Though I have not had to use the kit much on my self I am super glad I brought it. So far to date I have patched up two other people. In Anjuna a girl from the UK brushed her leg against the exhaust pipe of a scooter and got a nice burn. It was a simple case of cleaning the dead skin off, cleaning it with soap and bottled water, using antiseptic cream and covering it. The burn was really only the surface so it may leave a bit of a scar, but there was not really any danger of further infection.
The second person I patched up was in Hampi. Just as I was getting ready to move on to Bangalore. I was on my way to the shower I had to go down the stairs from the rooftop (where I slept under the stars) and the way was blocked by a girl from China who was bleeding all over the stairs and the ground. She had slipped on the stairs and her foot caught a part of the railing that was not welded very clean. It tore up the top of her big toe pretty good. She was sitting on the stairs surrounded by several people who looked concerned, confused, and who had no idea what to do as they watched the blood drip onto the ground.
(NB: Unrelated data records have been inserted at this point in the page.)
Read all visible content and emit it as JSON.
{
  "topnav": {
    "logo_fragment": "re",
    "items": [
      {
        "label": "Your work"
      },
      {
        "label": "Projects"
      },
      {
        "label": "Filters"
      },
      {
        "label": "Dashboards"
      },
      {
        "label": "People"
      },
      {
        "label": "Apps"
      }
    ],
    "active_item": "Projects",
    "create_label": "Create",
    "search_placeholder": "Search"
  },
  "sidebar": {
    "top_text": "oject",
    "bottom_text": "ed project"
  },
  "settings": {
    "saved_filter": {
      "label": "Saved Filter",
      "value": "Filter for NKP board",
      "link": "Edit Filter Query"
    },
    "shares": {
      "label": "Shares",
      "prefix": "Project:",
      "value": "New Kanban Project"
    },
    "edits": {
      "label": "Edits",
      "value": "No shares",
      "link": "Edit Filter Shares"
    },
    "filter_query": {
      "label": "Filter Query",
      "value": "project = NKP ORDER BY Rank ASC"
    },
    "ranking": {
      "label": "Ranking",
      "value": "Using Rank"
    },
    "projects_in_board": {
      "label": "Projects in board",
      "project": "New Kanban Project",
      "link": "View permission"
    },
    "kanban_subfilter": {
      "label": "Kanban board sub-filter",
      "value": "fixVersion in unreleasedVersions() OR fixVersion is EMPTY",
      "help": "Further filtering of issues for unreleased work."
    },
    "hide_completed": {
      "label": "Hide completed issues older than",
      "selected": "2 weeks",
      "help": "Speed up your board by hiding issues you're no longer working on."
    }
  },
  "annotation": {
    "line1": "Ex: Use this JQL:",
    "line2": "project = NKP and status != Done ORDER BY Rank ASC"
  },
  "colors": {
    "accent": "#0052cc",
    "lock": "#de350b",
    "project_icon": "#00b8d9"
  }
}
I moved her off the stairs onto a stack of stored futons, got a bottle of clean water and soap, cleaned the gash, stopped the bleeding, and dressed with wound with some antiseptic cream gauze and tape. I told her to report it to the management, and to keep an eye on it. In my totally unprofessional opinion she will be fine as long as she keeps it clean.
Point of the story. Carry a first aid kit and learn the basics of how to use it. When you do use it replenish what has been removed. You never know when you need it and you may not need it yourself but someone around you surely will at some point on your trip.